Spermatogenic recovery did not differ between SSCT and MSi-SSCT. However, when only donor-derived spermatogenesis is taken into account, co-transplanting SSCs with MSCs almost doubled the SSCT efficiency (TFI 1.94% vs. 3.44%). Although complete trans-differentiation of MSCs towards spermatozoa was never observed, 50% of the tubules showed MVH+ MSCs after MS-SSCT and MSi-SSCT. Thus, the higher donor-derived TFI could be attributed to better homing and proliferation of SSCs due to the paracrine factors secreted by MSCs. Indeed, MSCs secrete factors that play a role in cell survival, immunomodulation, cell migration, angiogenesis, proliferation, and antioxidation [12, 13]. Stimulating effects on the niche cells and remaining endogenous SSCs could explain why transplanting MSCs alone also resulted in a better spermatogenic recovery compared to non-transplanted controls. In female mice, co-transplanting ovarian tissue and MSCs could restore fertility after chemotherapy. The use of adipose tissue-derived MSCs showed a better vascularization in the xenografted human ovarian tissue resulting in improved follicular survival, growth, and tissue oxygenation while reducing apoptosis [37].

Most importantly, the highest TFI (19%) was observed after co-transplanting SSCs with TGFß1-treated MSCs. TGFß1 treatment might have stimulated the MSCs to preferentially home to the testis (and less to other organs) to enhance SSC homing and proliferation and contribute to the regeneration of the damaged niche.
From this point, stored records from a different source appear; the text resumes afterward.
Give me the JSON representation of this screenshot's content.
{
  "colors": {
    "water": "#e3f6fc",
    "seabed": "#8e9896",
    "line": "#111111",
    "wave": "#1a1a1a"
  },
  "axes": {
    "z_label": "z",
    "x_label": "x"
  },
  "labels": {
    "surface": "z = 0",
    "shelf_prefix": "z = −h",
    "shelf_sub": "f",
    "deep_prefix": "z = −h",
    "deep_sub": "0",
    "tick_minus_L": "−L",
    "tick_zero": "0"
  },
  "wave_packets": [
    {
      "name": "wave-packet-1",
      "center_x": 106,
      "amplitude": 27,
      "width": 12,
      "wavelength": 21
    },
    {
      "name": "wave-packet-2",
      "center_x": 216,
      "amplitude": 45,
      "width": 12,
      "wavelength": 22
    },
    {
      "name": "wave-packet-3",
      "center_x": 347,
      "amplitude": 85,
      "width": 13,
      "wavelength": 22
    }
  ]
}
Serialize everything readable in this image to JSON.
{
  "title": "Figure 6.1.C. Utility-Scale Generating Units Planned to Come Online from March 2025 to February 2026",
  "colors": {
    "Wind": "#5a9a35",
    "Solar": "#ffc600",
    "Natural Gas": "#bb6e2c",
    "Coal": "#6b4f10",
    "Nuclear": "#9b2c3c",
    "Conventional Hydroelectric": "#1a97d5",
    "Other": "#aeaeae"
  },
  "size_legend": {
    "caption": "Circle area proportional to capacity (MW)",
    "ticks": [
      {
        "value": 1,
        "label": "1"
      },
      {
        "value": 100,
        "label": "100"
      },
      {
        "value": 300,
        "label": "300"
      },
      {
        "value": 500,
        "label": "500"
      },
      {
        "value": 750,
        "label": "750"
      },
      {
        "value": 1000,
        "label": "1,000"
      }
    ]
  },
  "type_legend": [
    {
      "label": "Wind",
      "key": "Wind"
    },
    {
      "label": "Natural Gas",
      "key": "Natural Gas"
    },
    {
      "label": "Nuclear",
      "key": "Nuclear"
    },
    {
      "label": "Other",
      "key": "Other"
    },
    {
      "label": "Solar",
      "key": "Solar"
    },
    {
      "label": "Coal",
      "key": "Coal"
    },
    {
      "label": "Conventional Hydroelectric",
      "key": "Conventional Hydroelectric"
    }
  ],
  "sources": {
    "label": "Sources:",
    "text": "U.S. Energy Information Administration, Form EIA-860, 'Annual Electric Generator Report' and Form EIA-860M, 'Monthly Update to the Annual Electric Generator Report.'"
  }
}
As busulfan and CdCl2 may affect the function of other organs as well [9, 38] and MSCs migrate to sites of injury through the lymphatic circulation [39], transplanted MSCs could be detected in the liver, kidney, and spleen after MSCT and MS-SSCT. The migratory property of MSCs makes them an ideal candidate for regenerative therapies, but the challenge is to deliver them at the expected site. SSCs do not show this migratory property. Interestingly, also in the MSi-SSCT group, we did not find transplanted MSCs in organs other than the testes. Antibody array data gave some insight on the molecular mechanisms of TGFß1 treatment. TGFß1 treatment resulted in significantly lower expression of IL6, MCP1, MMP3, TCK1, KC, and MIP1G which have been previously reported to play a role in inflammation and migration [40,41,42,43]. Inhibition of these paracrine factors by TGFß1 might have resulted in MSCs that lost their migratory property and remained in the testis which might have further contributed to restoring the SSC niche, resulting in a higher donor-derived TFI.

Tracking the cells in real-time by using time-lapse systems on living animals would provide more insight into SSC homing and MSC migration. The processes of MSC migration have been studied before by using advanced imaging techniques like bioluminescence [44] and PET-CT scan [45].


Co-transplantation of SSCs together with TGFß1-treated MSCs improves fertility restoration efficiency in mice, probably because TGFß1 treatment preferentially directs MSCs to the testis where their secretion factors restore the testicular niche. Although more pre-clinical studies are necessary to gain more insight into the mechanism, MSi-SSCT has the potential to become a clinical application in the field of fertility preservation, once the reproductive safety has been proven.